Apoyé mi frente contra su hombro, dejándome estrechar por su abrazo protector en mitad de la terraza, saboreando el remanso de consuelo que sus palabras me aportaban.
—Tu hermano Leo tenía razón cuando te convenció en el jardín —continuó mi madre, acariciándome el cabello con dulzura—. La Diosa Luna siempre compensa la balanza. Te quitaron un lazo basado en la codicia para entregarte un amor inmenso, maduro y real. No te presiones por el mañana, ni intentes forzar a tu loba a despertar antes de tiempo. Deja que el soberano te cuide en mitad de esta penumbra. Tu orgullo indómito y tu sangre real harán el resto en cuanto te sientas segura.

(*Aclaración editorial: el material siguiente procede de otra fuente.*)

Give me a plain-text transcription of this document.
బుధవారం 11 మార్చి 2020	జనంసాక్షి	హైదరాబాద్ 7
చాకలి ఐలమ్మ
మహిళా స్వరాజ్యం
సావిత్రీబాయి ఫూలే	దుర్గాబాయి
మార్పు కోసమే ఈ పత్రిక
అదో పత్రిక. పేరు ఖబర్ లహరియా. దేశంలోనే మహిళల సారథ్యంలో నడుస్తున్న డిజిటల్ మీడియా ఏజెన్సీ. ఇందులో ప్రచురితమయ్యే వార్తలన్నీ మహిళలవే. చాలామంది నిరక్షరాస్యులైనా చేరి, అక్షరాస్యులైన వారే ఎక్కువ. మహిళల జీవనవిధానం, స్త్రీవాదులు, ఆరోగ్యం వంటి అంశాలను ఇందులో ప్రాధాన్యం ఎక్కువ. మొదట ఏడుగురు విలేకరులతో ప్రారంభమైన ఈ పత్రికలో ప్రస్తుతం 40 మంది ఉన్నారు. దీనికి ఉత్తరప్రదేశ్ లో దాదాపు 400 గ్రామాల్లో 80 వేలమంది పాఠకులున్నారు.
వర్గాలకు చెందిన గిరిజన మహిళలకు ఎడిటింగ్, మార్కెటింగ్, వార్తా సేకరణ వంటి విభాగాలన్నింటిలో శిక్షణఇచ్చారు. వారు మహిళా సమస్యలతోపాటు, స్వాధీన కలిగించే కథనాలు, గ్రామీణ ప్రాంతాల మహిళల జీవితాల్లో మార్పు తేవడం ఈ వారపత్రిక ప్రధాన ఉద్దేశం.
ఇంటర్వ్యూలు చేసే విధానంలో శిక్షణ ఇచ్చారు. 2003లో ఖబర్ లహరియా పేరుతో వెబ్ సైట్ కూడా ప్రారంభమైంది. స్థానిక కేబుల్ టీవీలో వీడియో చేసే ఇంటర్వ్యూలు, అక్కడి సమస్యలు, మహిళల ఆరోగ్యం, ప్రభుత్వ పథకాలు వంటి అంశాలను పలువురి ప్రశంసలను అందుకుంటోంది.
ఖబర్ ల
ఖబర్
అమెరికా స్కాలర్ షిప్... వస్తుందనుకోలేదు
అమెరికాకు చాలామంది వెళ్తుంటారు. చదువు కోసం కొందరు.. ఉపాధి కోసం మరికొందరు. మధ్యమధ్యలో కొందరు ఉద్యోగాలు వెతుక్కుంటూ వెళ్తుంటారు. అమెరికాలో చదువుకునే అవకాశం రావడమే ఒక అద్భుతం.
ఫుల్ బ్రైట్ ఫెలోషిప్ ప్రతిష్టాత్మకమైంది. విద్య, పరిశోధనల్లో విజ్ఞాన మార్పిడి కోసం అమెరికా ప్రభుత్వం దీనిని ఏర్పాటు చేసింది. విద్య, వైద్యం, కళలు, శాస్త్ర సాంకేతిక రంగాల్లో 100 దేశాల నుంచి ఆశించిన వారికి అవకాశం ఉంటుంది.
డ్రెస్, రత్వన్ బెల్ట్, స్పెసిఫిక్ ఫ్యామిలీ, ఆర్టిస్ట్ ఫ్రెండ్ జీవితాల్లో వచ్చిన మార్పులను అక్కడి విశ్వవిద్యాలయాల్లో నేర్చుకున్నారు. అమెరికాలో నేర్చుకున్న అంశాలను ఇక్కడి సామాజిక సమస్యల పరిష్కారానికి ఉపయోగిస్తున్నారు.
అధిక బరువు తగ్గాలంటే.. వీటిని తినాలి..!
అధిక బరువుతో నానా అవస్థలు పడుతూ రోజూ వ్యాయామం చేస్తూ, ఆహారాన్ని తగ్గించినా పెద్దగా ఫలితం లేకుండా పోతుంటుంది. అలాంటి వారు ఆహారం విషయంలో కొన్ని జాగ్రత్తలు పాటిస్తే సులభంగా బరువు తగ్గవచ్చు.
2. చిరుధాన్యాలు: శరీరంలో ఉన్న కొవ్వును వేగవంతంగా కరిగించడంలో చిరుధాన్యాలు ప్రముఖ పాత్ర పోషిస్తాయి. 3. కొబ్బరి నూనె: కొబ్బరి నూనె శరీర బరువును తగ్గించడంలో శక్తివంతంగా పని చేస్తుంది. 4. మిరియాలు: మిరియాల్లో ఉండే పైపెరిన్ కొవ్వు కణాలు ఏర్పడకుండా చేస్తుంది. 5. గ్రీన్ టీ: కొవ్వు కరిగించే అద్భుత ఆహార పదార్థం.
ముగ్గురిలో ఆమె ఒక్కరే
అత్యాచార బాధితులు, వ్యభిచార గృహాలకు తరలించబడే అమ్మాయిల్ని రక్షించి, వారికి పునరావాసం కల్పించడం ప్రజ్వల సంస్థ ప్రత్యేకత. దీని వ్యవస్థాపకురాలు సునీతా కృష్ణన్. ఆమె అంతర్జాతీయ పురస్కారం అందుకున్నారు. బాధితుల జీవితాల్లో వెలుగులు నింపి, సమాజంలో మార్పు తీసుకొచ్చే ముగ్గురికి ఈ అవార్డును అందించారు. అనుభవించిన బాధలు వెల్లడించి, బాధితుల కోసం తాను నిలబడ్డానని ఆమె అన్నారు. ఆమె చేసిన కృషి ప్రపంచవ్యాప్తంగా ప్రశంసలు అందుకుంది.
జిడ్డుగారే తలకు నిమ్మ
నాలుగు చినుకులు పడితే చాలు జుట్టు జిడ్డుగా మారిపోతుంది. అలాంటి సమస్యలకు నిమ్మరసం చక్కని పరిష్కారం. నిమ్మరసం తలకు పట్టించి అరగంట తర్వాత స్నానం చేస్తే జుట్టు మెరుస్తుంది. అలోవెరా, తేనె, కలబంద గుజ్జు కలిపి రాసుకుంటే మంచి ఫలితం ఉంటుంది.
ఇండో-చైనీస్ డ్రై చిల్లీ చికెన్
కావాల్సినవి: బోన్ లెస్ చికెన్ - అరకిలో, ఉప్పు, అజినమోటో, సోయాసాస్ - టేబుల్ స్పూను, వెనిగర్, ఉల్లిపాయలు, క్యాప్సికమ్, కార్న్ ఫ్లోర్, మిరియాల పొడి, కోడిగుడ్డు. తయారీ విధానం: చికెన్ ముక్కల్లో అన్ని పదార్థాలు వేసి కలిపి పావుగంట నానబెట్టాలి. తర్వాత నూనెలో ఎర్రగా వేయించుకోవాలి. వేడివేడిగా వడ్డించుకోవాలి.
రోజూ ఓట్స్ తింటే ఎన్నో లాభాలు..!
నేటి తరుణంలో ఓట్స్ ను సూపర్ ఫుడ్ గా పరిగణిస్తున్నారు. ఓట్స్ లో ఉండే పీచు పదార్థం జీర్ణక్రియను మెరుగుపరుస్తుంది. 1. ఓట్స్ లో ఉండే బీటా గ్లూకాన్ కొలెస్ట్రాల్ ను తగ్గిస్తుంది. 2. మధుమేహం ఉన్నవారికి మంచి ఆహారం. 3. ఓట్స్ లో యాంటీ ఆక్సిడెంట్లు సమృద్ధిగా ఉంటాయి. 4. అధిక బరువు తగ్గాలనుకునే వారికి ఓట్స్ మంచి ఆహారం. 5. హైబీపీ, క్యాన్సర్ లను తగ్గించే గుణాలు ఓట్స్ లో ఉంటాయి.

Nos quedamos abrazadas bajo el cielo encapotado durante varios minutos, sintiendo cómo el desgarro emocional del pasado reciente comenzaba a perder su fuerza destructiva en mi pecho. La melancolía seguía allí, pero la certeza del apoyo incondicional de mi madre y la inquebrantable promesa de protección del Rey empezaban a tejer un perímetro invisible a mi alrededor. Sabía que la convivencia en el palacio real nos obligaría a lidiar con un constante choque de voluntades debido a nuestras distintas personalidades, pero al emprender el regreso hacia el ala norte, comprendí que ya no estaba sola en el exilio de mi dolor, lista para encarar cualquier tempestad que nos acechara.